2011 Retaining Effective Teachers Policy


The state should require professional development to be based on needs identified through teacher evaluations.

Suggested Citation:
National Council on Teacher Quality. (2011). Professional Development: Louisiana results. State Teacher Policy Database. [Data set].
Retrieved from:

Analysis of Louisiana's policies

Louisiana's new evaluation system will provide clear performance expectations and significant regular information on such performance to all teachers. In addition, a post-observation conference between teachers and evaluators will be conducted to discuss "commendation and recommendations."

Louisiana requires local boards to provide targeted professional development to beginning and continuing teachers to "address deficiencies identified in the evaluation process." In addition, each teacher will be given a professional growth plan "designed to assist each teacher and administrator in meeting the standards for effectiveness, effectively addressing the social, developmental, and emotional needs of students and maintaining a classroom environment that is conducive to learning."


Recommendations for Louisiana

State response to our analysis

Louisiana was helpful in providing NCTQ with facts that enhanced this analysis. The state also noted that the State Board of Elementary and Secondary Education (BESE) is expected to adopt policy providing regulations around the implementation of the new teacher and leader evaluation system in December 2011, including targeted professional growth opportunities.  

How we graded

Professional development should be connected to needs identified through teacher evaluations.

The goal of teacher evaluation systems should be not just to identify highly effective teachers and those who underperform but to help all teachers improve.  Even highly effective teachers may have areas where they can continue to grow and develop their knowledge and skills. Rigorous evaluations should provide actionable feedback on teachers? strengths and weaknesses that can form the basis of professional development activities.  Too often professional development is random rather than targeted to the identified needs of individual teachers.  Failure to make the connection between evaluations and professional development squanders the likelihood that professional development will be meaningful.

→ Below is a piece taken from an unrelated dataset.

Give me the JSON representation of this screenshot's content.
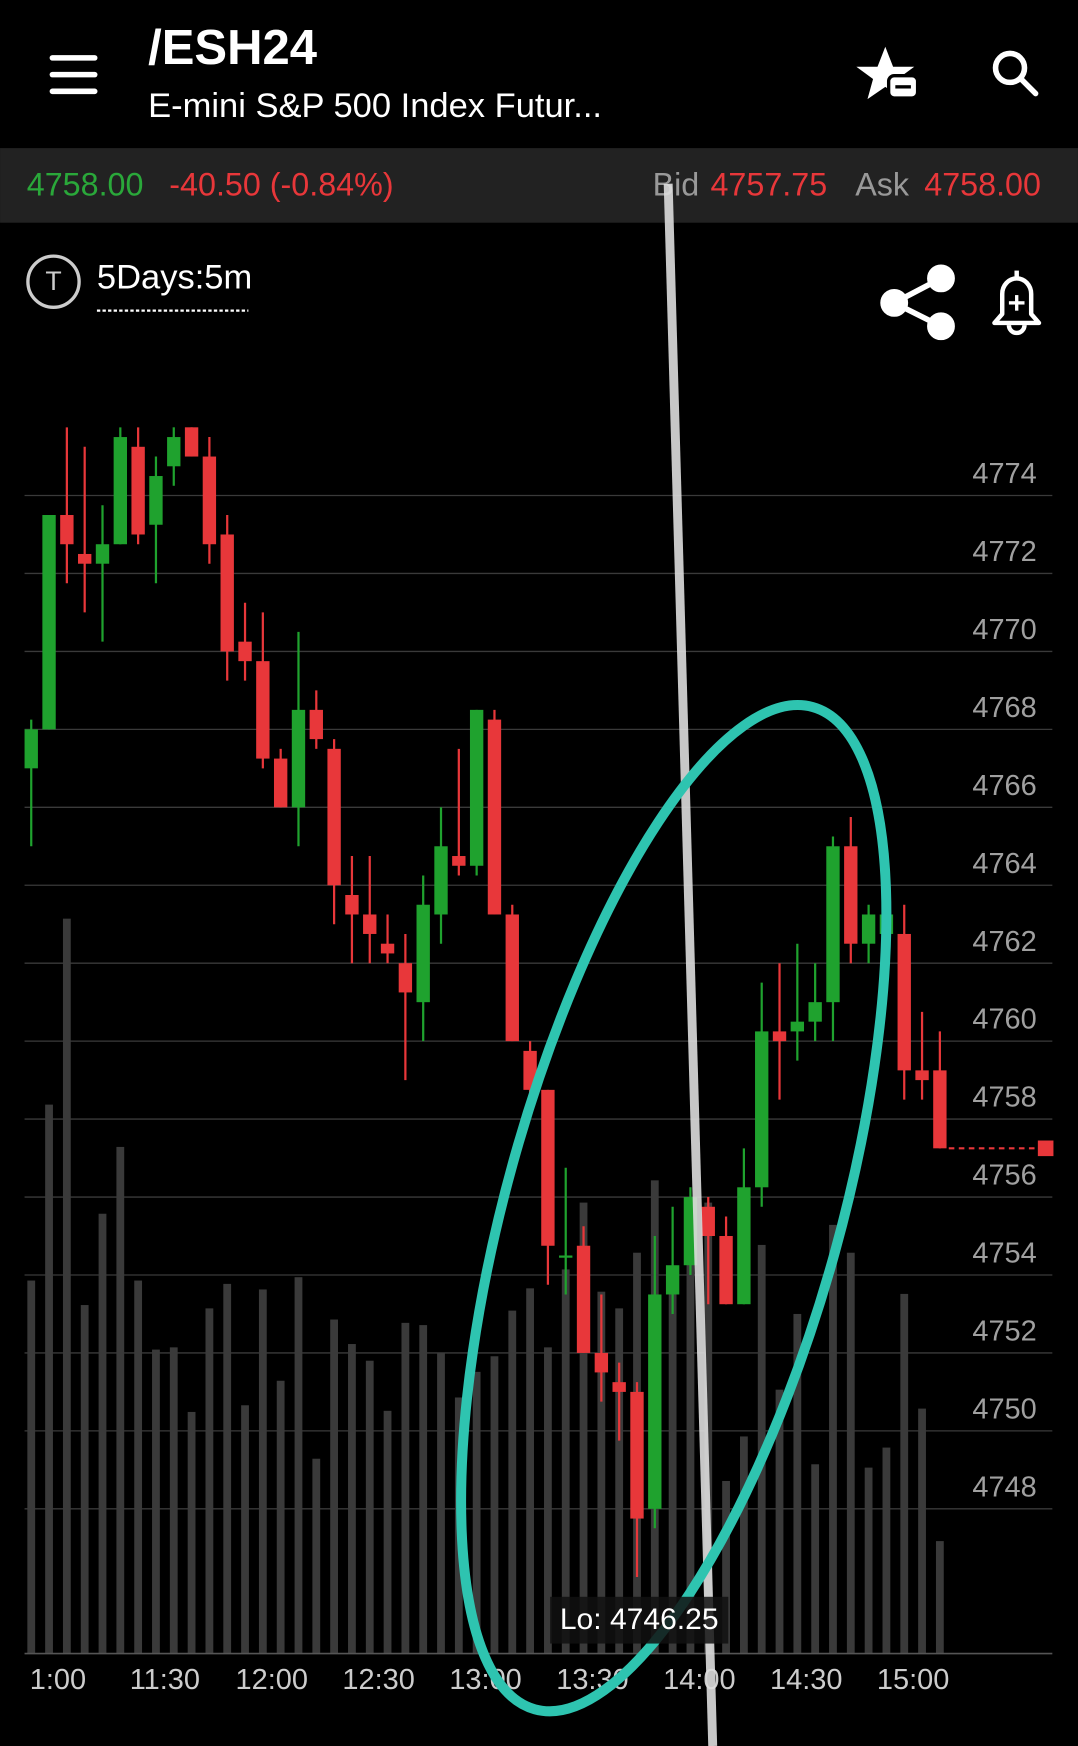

Many states are only explicit about tying professional development plans to evaluation results if the evaluation results are bad.  Good evaluations with meaningful feedback should be useful to all teachers, and if done right should help design professional development plans for all teachers—not just those who receive poor ratings.  

Research rationale

For evidence of the benefits of feedback from evaluation systems, and the potential for professional development surrounding that feedback, see T. Kane et al, "Evaluating Teacher Effectiveness." Education Next. Vol 11, No. 3 (2011); E. Taylor and J. Tyler, "The Effect of Evaluation on Performance: Evidence from Longitudinal Student Achievement Data of Mid-Career Teachers." National Bureau of Economic Research (2011).

Much professional development, particularly those that are not aligned to specific feedback from teacher evaluations, has been found to be ineffective.  For evidence see M. Garet, "Middle School Mathematics Professional Development Impact Study: Findings After the Second Year of Implementation." Institute of Education Sciences (2011).

For additional evidence regarding best practices for professional development, see "The Deliver, Financing, and Assessment of Professional Development in Education: Pre-Service Preparation and In-Service Training." The Finance Project (2003).